The nonprofit advocacy organization Black Lives Matter now has its first official ad agency. The group has teamed with J. Walter Thompson New York to create a new beta site called Backing Black Business, a web tool to make discovering black-owned small businesses throughout the United States easier.
According to a statement, the new site is the start of the organization working with the agency to strategically plan their 2017 communications and events; a year which the organization wants to make about building black power. The agency aims to help establish the movement beyond the hashtag that made it famous.
Black Lives Matter co-founder Patrisse Cullors said in a statement, “We’re thrilled to partner with J. Walter Thompson and in particular this effort to uplift and sustain black businesses. Right now, we need to invest in black businesses more than ever.”
In an interview with Co.Create, J. Walter Thompson New York chief creative officer Brent Choi said the agency originally reached out to Black Lives Matter with an idea from a couple of its creative teams. “They loved the idea and energy from our team, this creative idea allowed us to start a conversation with them,” says Choi. “We had a few chemistry meetings and together decided to engage in a true long-term partnership. The idea for the Backing Black Businesses site came out of those follow-up meetings.”
It’s a partnership that comes at an interesting time for J. Walter Thompson, as the agency has spent the bulk of 2016 dealing with the fallout over a lawsuit filed in March by the agency’s chief communications officer Erin Johnson, claiming now ex-chairman-CEO Gustavo Martinez routinely made racist and sexist remarks. It’s been a stark reminder of the ad industry’s less-than impressive record on diversity.
The agency is working pro bono, much like agencies do with many nonprofit partners, but Choi says working with BLM has been very different from the other charity relations the agency has had. “There is no preconceived notion of what the roles of a creative agency and of a client are or should be,” he says. “They have been inspiring us creatively and in our ways of working; and at the same time we feel extremely fortunate because of their investment with our team and true partnership.”

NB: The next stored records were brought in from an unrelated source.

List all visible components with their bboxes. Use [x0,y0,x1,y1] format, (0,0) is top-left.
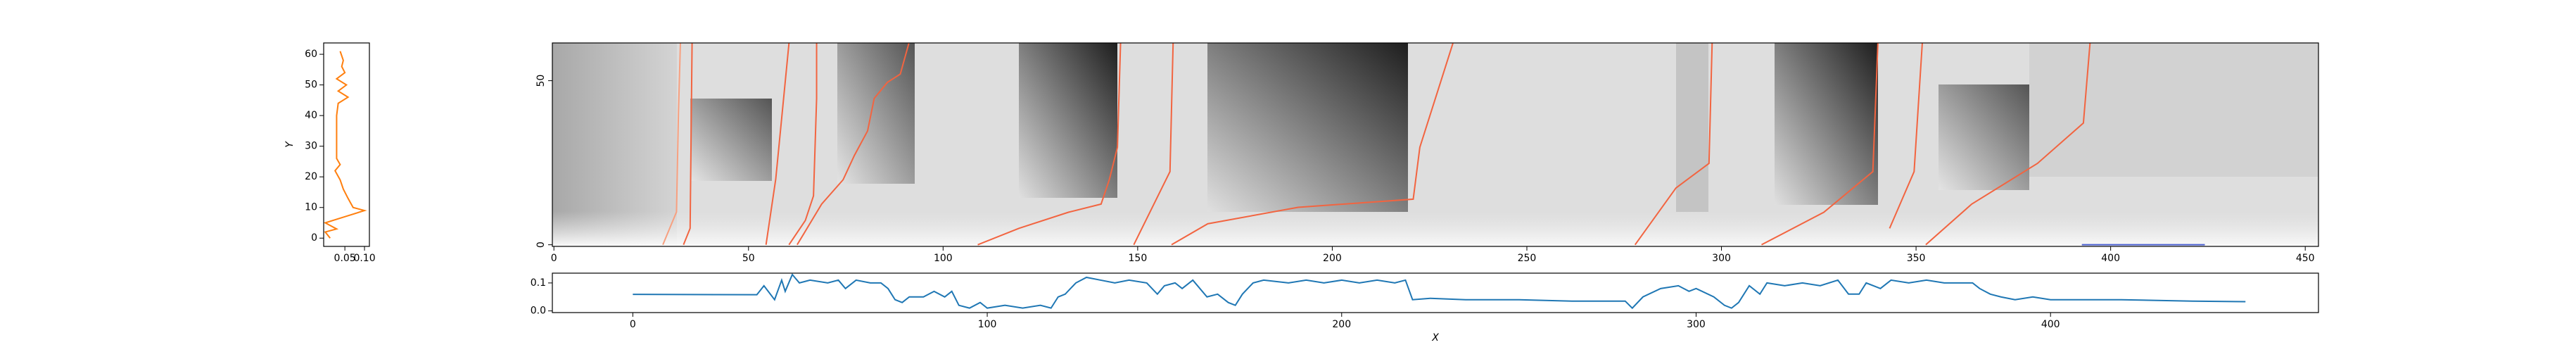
axes-frame [323,42,370,247]
x-tick-label: 0 [630,319,636,330]
x-tick-label: 400 [2101,253,2120,264]
x-tick-label: 100 [978,319,997,330]
x-tick-label: 200 [1323,253,1342,264]
x-axis-label: X [1431,332,1439,344]
series-line [1634,43,1713,246]
y-tick-label: 0 [311,232,317,244]
axes-frame [552,42,2319,247]
y-tick-label: 30 [305,141,317,152]
series-line [1925,43,2091,246]
y-tick-label: 0.1 [531,277,546,289]
y-tick-label: 60 [305,49,317,60]
y-tick-label: 50 [535,75,547,87]
x-tick-label: 250 [1518,253,1537,264]
series-line [788,43,818,246]
series-line [683,43,693,246]
series-line [765,43,790,245]
y-tick-label: 20 [305,171,317,182]
x-tick-label: 0.10 [353,253,375,264]
x-tick-label: 350 [1907,253,1926,264]
y-axis-label: Y [284,141,296,148]
x-tick-label: 0 [551,253,557,264]
x-tick-label: 300 [1687,319,1706,330]
y-tick-label: 40 [305,110,317,121]
series-line [662,43,681,246]
series-line [633,273,2246,310]
x-tick-label: 0.05 [334,253,356,264]
x-tick-label: 400 [2041,319,2060,330]
y-tick-label: 0 [535,241,547,248]
series-line [1889,43,1923,229]
series-line [1171,43,1454,246]
y-tick-label: 10 [305,202,317,213]
y-tick-label: 50 [305,80,317,91]
series-line [797,43,910,246]
heatmap [552,43,2318,246]
x-tick-label: 150 [1129,253,1148,264]
series-line [1761,43,1879,246]
series-line [1133,43,1174,246]
x-tick-label: 50 [742,253,755,264]
y-tick-label: 0.0 [531,306,546,317]
series-line [323,51,367,239]
x-tick-label: 100 [934,253,953,264]
x-tick-label: 450 [2296,253,2315,264]
axes-frame [552,272,2319,313]
x-tick-label: 300 [1712,253,1731,264]
series-line [977,43,1122,246]
x-tick-label: 200 [1332,319,1351,330]
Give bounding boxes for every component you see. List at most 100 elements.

For the first project, Choi says BLM was really interested in drawing attention to the large and often underestimated racial disparities in business ownership and give people the opportunity to use their dollars to support locally owned black businesses. “We also thought it was important to reframe the role of black-owned small businesses have for the black community as safe spaces, places which give back and offer a welcoming environment in uncertain political times,” says Choi. “The biggest creative challenge was to create a website that created great utility but also an intuitive user experience for both the consumer and business. In the end, we want Backing Black Businesses to become the biggest and most accessible black businesses database in the country.”